Hirose Masamichi, Carlson Mark D, Laurita Kenneth R
Heart & Vascular Research Center, Case Western Reserve University, Cleveland, Ohio 44109-1998, USA.
J Cardiovasc Electrophysiol. 2002 Sep;13(9):918-26. doi: 10.1046/j.1540-8167.2002.00918.x.
Increased vagal tone significantly enhances susceptibility to atrial fibrillation (AF); however, the cellular mechanisms responsible for vagally mediated AF are not completely understood.
In 12 isolated arterially perfused canine right atria, high-resolution optical mapping techniques were used to measure action potentials during control conditions, during intracardiac parasympathetic nerve stimulation (IPS; 30 to 50 Hz) as a surrogate for vagal stimulation, and during acetylcholine (ACh) infusion (10 to 30 microM). During steady-state pacing, action potential duration was shorter during ACh infusion (43 +/- 9 msec) than during IPS (78 +/- 7 msec, P < 0.001) or control (129 +/- 5 msec, P < 0.001). In contrast, repolarization gradients were larger during IPS (13 +/- 3 msec/mm) than during ACh infusion (3 +/- 1 msec/mm, P < 0.01) or control (5 +/- 1 msec/mm, P < 0.01). Transmural repolarization gradients were relatively small for each intervention tested. During ACh infusion, atrial tachyarrhythmia (AT) was easily initiated with a single premature stimulus and was associated with a focal pattern of activation (84%). AT also was easily initiated by a single premature stimulus during IPS; however, when repolarization gradients were large, patterns of conduction block and incomplete macroreentry were often observed (64%). Importantly, AT initiation during IPS was associated with focal activity (36%) when repolarization gradients were small.

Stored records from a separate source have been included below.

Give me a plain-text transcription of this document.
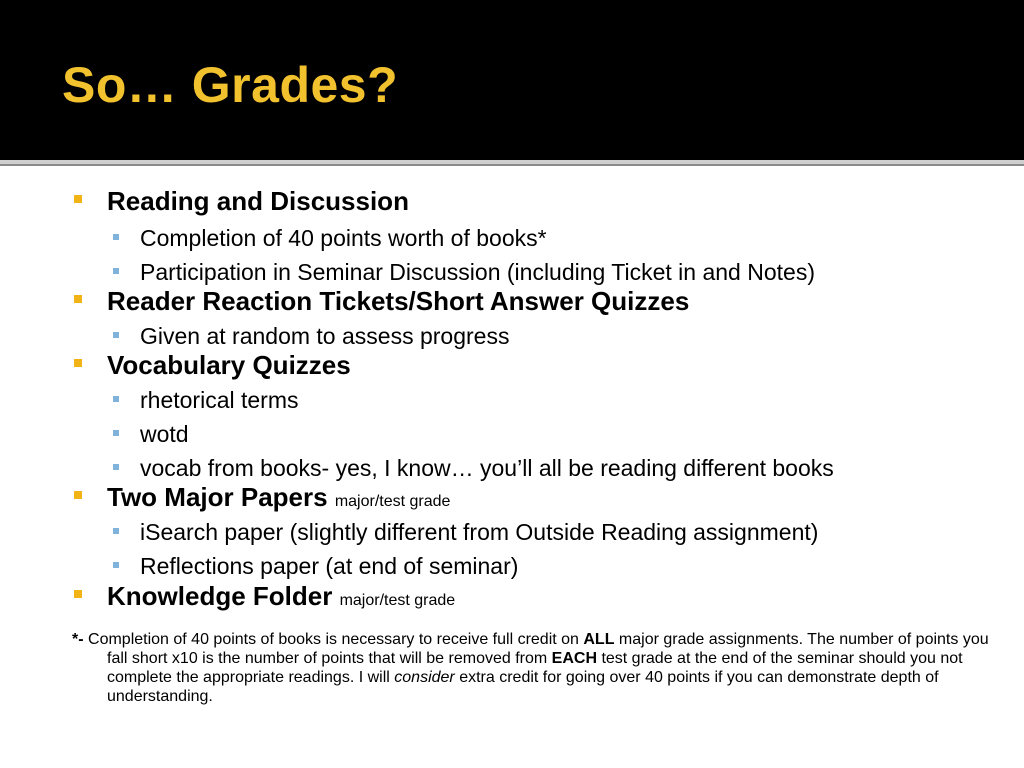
So… Grades?
Reading and Discussion
Completion of 40 points worth of books*
Participation in Seminar Discussion (including Ticket in and Notes)
Reader Reaction Tickets/Short Answer Quizzes
Given at random to assess progress
Vocabulary Quizzes
rhetorical terms
wotd
vocab from books- yes, I know… you’ll all be reading different books
Two Major Papers major/test grade
iSearch paper (slightly different from Outside Reading assignment)
Reflections paper (at end of seminar)
Knowledge Folder major/test grade
*- Completion of 40 points of books is necessary to receive full credit on ALL major grade assignments. The number of points you fall short x10 is the number of points that will be removed from EACH test grade at the end of the seminar should you not complete the appropriate readings. I will consider extra credit for going over 40 points if you can demonstrate depth of understanding.
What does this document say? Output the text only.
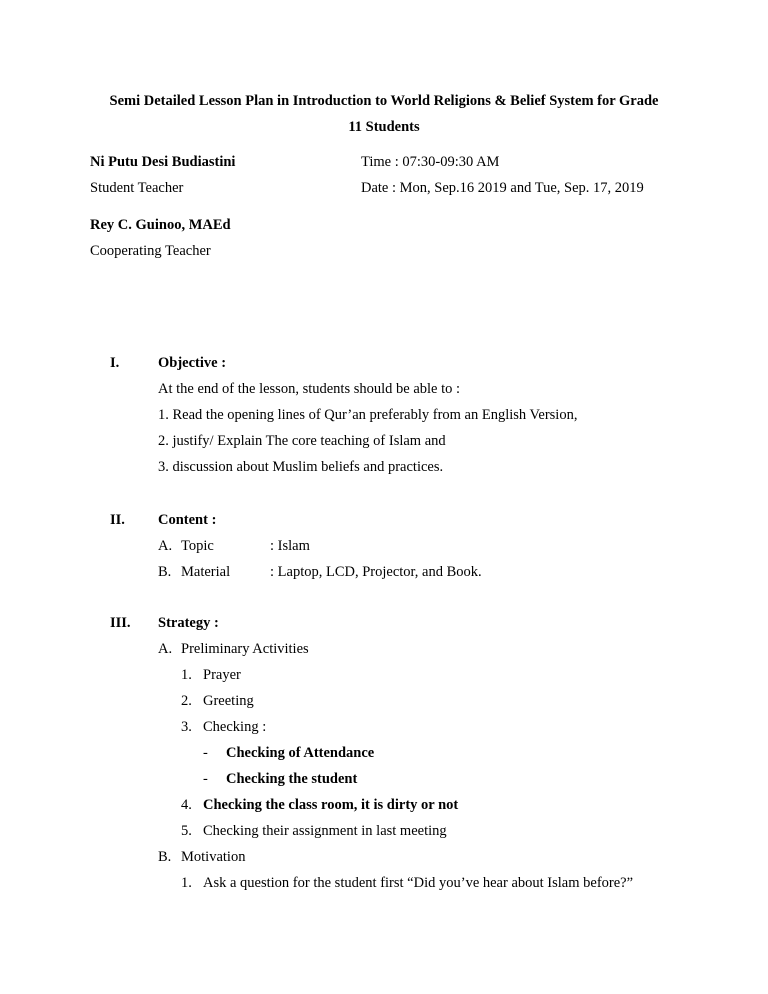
Semi Detailed Lesson Plan in Introduction to World Religions & Belief System for Grade
11 Students
Ni Putu Desi Budiastini
Student Teacher
Rey C. Guinoo, MAEd
Cooperating Teacher
Time : 07:30-09:30 AM
Date : Mon, Sep.16 2019 and Tue, Sep. 17, 2019
I.	Objective :
At the end of the lesson, students should be able to :
1. Read the opening lines of Qur’an preferably from an English Version,
2. justify/ Explain The core teaching of Islam and
3. discussion about Muslim beliefs and practices.
II. Content :
A. Topic	: Islam
B. Material	: Laptop, LCD, Projector, and Book.
III. Strategy :
A. Preliminary Activities
1. Prayer
2. Greeting
3. Checking :
- Checking of Attendance
- Checking the student
4. Checking the class room, it is dirty or not
5. Checking their assignment in last meeting
B. Motivation
1. Ask a question for the student first “Did you’ve hear about Islam before?”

In contrast to ACh infusion, IPS generally increased dispersion of repolarization and was often associated with patterns of conduction block and incomplete macroreentry, similar to that associated with in vivo cervical vagal stimulation. However, IPS also was associated with a focal pattern of initiation that was independent of local repolarization gradients. These results suggest that during vagal stimulation, AT initiation does not always depend on repolarization gradients.

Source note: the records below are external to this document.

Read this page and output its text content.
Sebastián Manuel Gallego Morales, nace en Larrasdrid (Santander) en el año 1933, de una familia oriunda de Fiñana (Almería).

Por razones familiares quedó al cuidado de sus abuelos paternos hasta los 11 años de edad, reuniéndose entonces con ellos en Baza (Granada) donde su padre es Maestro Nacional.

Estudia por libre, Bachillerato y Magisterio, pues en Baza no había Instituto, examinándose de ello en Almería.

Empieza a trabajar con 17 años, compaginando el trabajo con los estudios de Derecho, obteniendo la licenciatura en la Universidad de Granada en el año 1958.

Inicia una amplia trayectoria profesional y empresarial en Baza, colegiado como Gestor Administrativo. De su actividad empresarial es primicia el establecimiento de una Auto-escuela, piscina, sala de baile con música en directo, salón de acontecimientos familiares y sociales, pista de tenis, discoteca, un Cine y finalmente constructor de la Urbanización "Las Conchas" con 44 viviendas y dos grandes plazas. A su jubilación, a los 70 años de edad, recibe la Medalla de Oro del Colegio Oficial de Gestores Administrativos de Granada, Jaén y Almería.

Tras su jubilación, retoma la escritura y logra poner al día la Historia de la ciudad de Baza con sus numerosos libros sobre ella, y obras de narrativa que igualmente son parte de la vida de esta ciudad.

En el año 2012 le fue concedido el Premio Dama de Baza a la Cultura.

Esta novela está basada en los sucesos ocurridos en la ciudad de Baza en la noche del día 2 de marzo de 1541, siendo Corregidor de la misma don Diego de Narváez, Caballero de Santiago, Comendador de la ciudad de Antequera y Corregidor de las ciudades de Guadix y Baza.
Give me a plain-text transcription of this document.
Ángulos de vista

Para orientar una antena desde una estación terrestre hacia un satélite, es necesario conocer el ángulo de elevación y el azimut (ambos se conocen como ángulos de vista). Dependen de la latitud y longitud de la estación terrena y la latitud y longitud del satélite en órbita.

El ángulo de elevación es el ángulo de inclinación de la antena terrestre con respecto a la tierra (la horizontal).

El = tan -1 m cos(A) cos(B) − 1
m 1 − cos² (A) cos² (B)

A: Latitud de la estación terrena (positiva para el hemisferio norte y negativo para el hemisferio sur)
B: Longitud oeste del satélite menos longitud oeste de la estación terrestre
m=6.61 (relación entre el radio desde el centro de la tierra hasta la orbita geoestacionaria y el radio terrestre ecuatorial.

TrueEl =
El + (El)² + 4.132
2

迷走神经张力增加会显著增强心房颤动(AF)的易感性;然而,迷走神经介导的房颤的细胞机制尚未完全明确。
在12个离体动脉灌注犬右心房中,采用高分辨率光学标测技术,在对照条件下、心内副交感神经刺激(IPS;30至50Hz)作为迷走神经刺激的替代以及乙酰胆碱(ACh)输注(10至30μM)期间测量动作电位。在稳态起搏期间,ACh输注期间的动作电位持续时间(43±9毫秒)短于IPS期间(78±7毫秒,P<0.001)或对照期间(129±5毫秒,P<0.001)。相反,IPS期间的复极梯度(13±3毫秒/毫米)大于ACh输注期间(3±1毫秒/毫米,P<0.01)或对照期间(5±1毫秒/毫米,P<0.01)。每种测试干预的跨壁复极梯度相对较小。在ACh输注期间,单个早搏刺激很容易引发房性快速性心律失常(AT),并且与局灶性激动模式相关(84%)。在IPS期间,单个早搏刺激也很容易引发AT;然而,当复极梯度较大时,经常观察到传导阻滞和不完全大折返模式(64%)。重要的是,当复极梯度较小时,IPS期间的AT起始与局灶性活动相关(36%)。
与ACh输注相反,IPS通常会增加复极离散度,并且经常与传导阻滞和不完全大折返模式相关,类似于体内颈迷走神经刺激相关的模式。然而,IPS也与独立于局部复极梯度的局灶性起始模式相关。这些结果表明,在迷走神经刺激期间,AT起始并不总是依赖于复极梯度。